I drove as quickly as I could to the 4:45 showing, sat in the plush chair with an arm full of Sour Patch Kids and Popcorn, and prepared myself for a teen drama about finding yourself. Something I had see before, but I was not prepared for what I was about to see.

(SPOILER: I am going to reveal the ending, so if you want to see the movie don't read. It isn't really worth seeing, but just in case.) Pattinson's character falls in love, endures a brother's suicide, and finally makes up with his stone-hearted father when the ending rolled around. I thought the movie was about to be over, so I packed up my purse, unsure of why a nation had been angered by this movie and then it happened.

A teacher on screen wrote September 11, 2001 on the board and the cameras pan away from Pattinson to show him inside one of the Twin Towers.
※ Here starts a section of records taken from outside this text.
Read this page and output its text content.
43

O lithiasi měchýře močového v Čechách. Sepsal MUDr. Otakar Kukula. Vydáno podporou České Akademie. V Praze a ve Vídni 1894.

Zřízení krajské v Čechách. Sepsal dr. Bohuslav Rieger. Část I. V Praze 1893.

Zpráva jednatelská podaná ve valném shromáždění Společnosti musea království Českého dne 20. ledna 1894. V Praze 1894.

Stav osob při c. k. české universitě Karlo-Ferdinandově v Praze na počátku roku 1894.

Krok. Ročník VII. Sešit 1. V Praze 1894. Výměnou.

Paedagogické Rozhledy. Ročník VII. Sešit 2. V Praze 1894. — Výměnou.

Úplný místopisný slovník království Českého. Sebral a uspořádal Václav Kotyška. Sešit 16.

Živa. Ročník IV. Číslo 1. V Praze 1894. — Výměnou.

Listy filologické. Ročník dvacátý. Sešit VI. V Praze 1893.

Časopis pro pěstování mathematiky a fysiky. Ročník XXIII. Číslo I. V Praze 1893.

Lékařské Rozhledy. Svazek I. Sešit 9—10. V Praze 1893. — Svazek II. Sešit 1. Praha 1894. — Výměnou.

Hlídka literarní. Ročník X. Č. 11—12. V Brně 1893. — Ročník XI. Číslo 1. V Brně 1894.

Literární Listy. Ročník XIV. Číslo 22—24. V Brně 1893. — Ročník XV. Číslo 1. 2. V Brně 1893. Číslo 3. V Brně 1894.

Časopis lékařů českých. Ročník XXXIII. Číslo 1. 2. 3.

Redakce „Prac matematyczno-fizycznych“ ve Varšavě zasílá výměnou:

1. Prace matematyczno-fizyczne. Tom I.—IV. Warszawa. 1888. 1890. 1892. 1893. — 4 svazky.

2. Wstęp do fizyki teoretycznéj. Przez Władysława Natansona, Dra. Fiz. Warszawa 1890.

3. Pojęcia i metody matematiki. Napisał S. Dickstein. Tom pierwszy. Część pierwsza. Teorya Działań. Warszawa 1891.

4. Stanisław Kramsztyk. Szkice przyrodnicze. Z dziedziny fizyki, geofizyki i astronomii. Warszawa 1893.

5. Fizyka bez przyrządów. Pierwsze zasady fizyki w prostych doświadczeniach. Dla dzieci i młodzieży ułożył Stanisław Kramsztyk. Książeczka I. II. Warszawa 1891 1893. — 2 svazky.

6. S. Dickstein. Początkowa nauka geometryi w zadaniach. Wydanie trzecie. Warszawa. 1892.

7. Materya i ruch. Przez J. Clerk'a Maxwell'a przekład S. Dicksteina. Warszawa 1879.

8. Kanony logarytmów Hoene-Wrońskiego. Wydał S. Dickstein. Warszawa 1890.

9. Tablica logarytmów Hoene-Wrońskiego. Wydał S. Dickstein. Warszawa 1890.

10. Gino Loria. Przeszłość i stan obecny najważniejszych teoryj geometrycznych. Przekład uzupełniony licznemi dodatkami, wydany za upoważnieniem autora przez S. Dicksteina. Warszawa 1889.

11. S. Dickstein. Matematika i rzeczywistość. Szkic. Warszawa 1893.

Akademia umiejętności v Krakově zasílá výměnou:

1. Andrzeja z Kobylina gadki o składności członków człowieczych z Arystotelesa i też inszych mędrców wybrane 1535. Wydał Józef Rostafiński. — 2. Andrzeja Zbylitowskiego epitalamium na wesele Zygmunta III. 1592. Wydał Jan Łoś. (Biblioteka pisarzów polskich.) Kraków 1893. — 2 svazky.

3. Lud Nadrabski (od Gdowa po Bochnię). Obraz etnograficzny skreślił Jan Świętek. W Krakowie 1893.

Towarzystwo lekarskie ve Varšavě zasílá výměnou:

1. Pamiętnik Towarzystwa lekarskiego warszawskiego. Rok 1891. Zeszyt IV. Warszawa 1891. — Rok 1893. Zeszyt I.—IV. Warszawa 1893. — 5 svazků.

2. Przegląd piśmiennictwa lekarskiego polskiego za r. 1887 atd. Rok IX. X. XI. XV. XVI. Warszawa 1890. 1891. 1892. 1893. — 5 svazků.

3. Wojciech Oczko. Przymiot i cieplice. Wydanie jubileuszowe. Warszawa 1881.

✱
That is when I lost it. Tears began to pour from my face in buckets. My nose began to run and I sniffed along with every other person in the room. This all happened before the airplanes even hit. The little boy who had been sitting next to me bored through the entire movie looked up at his teary-eyed mother and asked "Why is that girl crying?". I lost it again. It had been so long since I had thought of that day, but when I saw the crash, it all came rushing back. The fears, the emotions, the knowledge that nothing was ever going to be the same.

The thing was, I wasn't crying because Pattinson's character died, although it was sad, I was crying because of the Towers falling and remembering the way I felt that day. I was suddenly as angry as the Rotten Tomatoes bloggers. How dare the filmmakers take advantage of our tragedy in order to get cheap tears, especially from pre-teens who probably didn't even remember that day, let alone what it represented. The movie would have been fine without that ending, better in fact, because I wouldn't have felt so awful. I get that the filmmakers wanted the ending to be sad, but they did not have to do it in that way.

I'm not saying that we can never have movies about 9/ll, but if we do, I want them to be worth something. If you are going to make me cry, do it for a better reason than, just because you can. I hate movies that take advantage of dire moments in history in order to get people to cry. I now understand the anger and decided to add my own blog to Rotten Tomatoes. You filmmakers did it, you rilled my feathers.